L’inchiesta – Co2, cronaca di un sequestro annunciato

La trasmissione L’inchiesta linkata dal sito RaiNews24


Seppellire l’anidiride carbonica, l’ultima arma contro l’effetto-serra?

 Chi è favorevole dice che è l’unico modo per evitare che nei prossimi decenni si arrivi al collasso. Chi è contrario pensa che sia un trucco per continuare a bruciare carbone invece di investire sulle fonti di energia rinnovabile.

Quello che è certo è che nella lotta contro l’effetto-serra l’Italia ha scelto la strada della sperimentazione di una tecnica conosciuta come CCS, “Carbon capture and storage”, ovvero “cattura e sequestro dell’anidride carbonica”.

In pratica si cercherà di produrre energia evitando di immettere in atmosfera la Co2 – considerata la principale responsabile del surriscaldamento del pianeta – e stoccandola invece in cavità sotterranee. In Italia sono stati individuati molti siti (Pianura Padana, Offshore Adriatico, Basilicata e Calabria ionica) dove – se questa tecnica troverà uno sbocco commerciale – nei prossimi anni si comincerà a stoccare Co2 al ritmo 40 milioni di tonnellate ogni anno.

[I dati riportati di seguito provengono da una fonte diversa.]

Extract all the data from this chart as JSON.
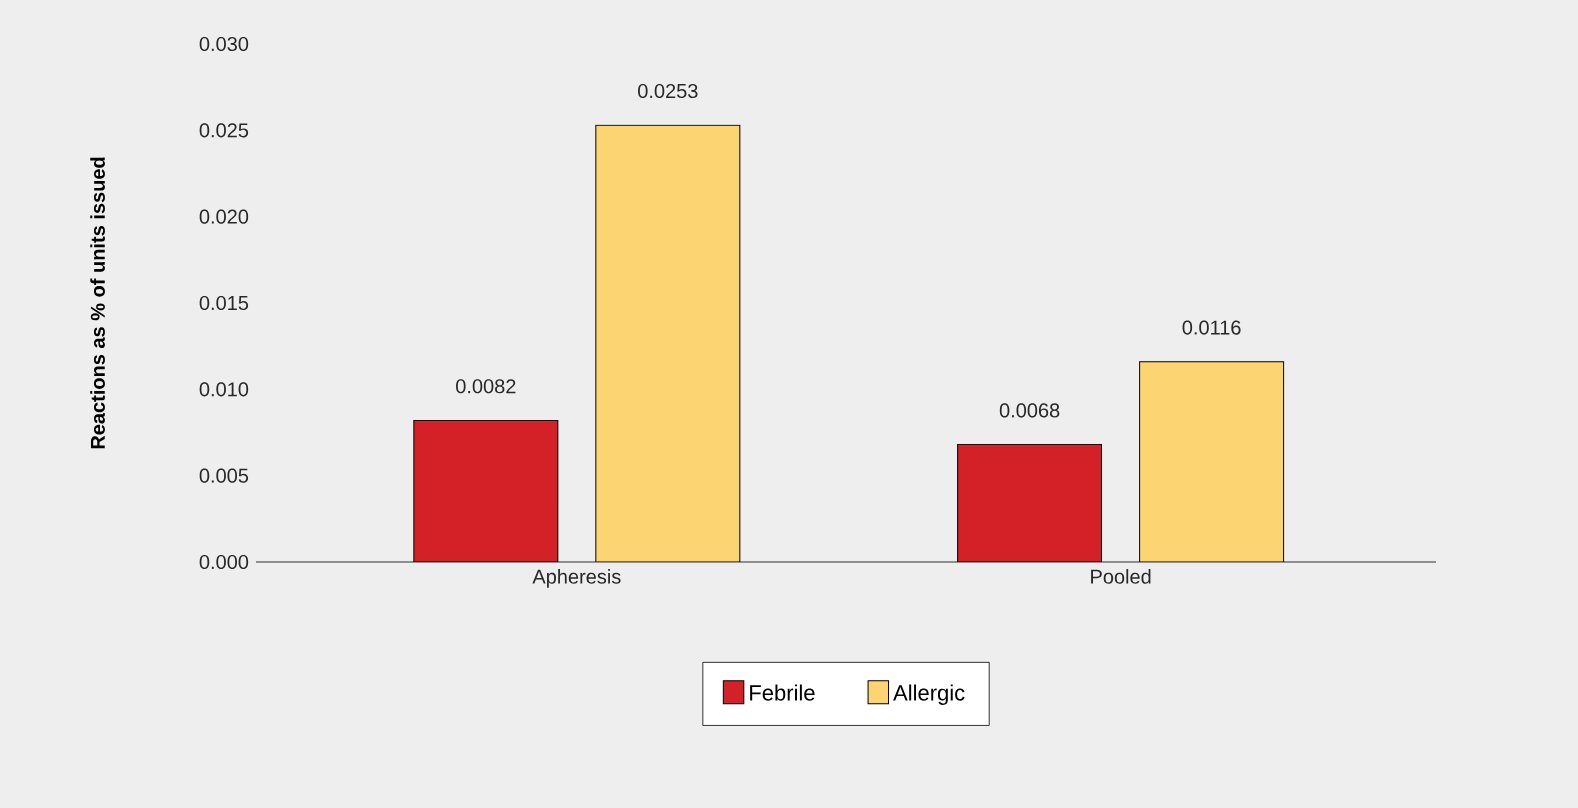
{
  "chart_data": {
    "type": "bar",
    "ylabel": "Reactions as % of units issued",
    "categories": [
      "Apheresis",
      "Pooled"
    ],
    "series": [
      {
        "name": "Febrile",
        "color": "#d42027",
        "values": [
          0.0082,
          0.0068
        ]
      },
      {
        "name": "Allergic",
        "color": "#fcd472",
        "values": [
          0.0253,
          0.0116
        ]
      }
    ],
    "ylim": [
      0,
      0.03
    ],
    "yticks": [
      {
        "value": 0,
        "label": "0.000"
      },
      {
        "value": 0.005,
        "label": "0.005"
      },
      {
        "value": 0.01,
        "label": "0.010"
      },
      {
        "value": 0.015,
        "label": "0.015"
      },
      {
        "value": 0.02,
        "label": "0.020"
      },
      {
        "value": 0.025,
        "label": "0.025"
      },
      {
        "value": 0.03,
        "label": "0.030"
      }
    ],
    "data_labels": true,
    "legend": "bottom",
    "grid": false
  }
}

Eni ed Enel hanno deciso di mettere insieme le loro forze con un accordo siglato il 21 ottobre del 2008 e benedetto dal Ministro dell’Ambiente Stefania Prestigiacomo. La sperimentazione dei due giganti dell’energia italiana durerà tre anni. L’Enel catturerà l’anidride carbonica nella sua centrale di Brindisi, l’Eni la immagazzinerà in uno dei suoi pozzi nella Pianura Padana. Ci sono garanzie che il ricorso massiccio a questa tecnica non comporterà rischi per la popolazione e per l’ambiente? La tecnologia della CCS sarà in grado di rispondere in tempo all’urgente necessità di abbattere le emissioni di anidride carbonica che stanno surriscaldando il nostro pianeta?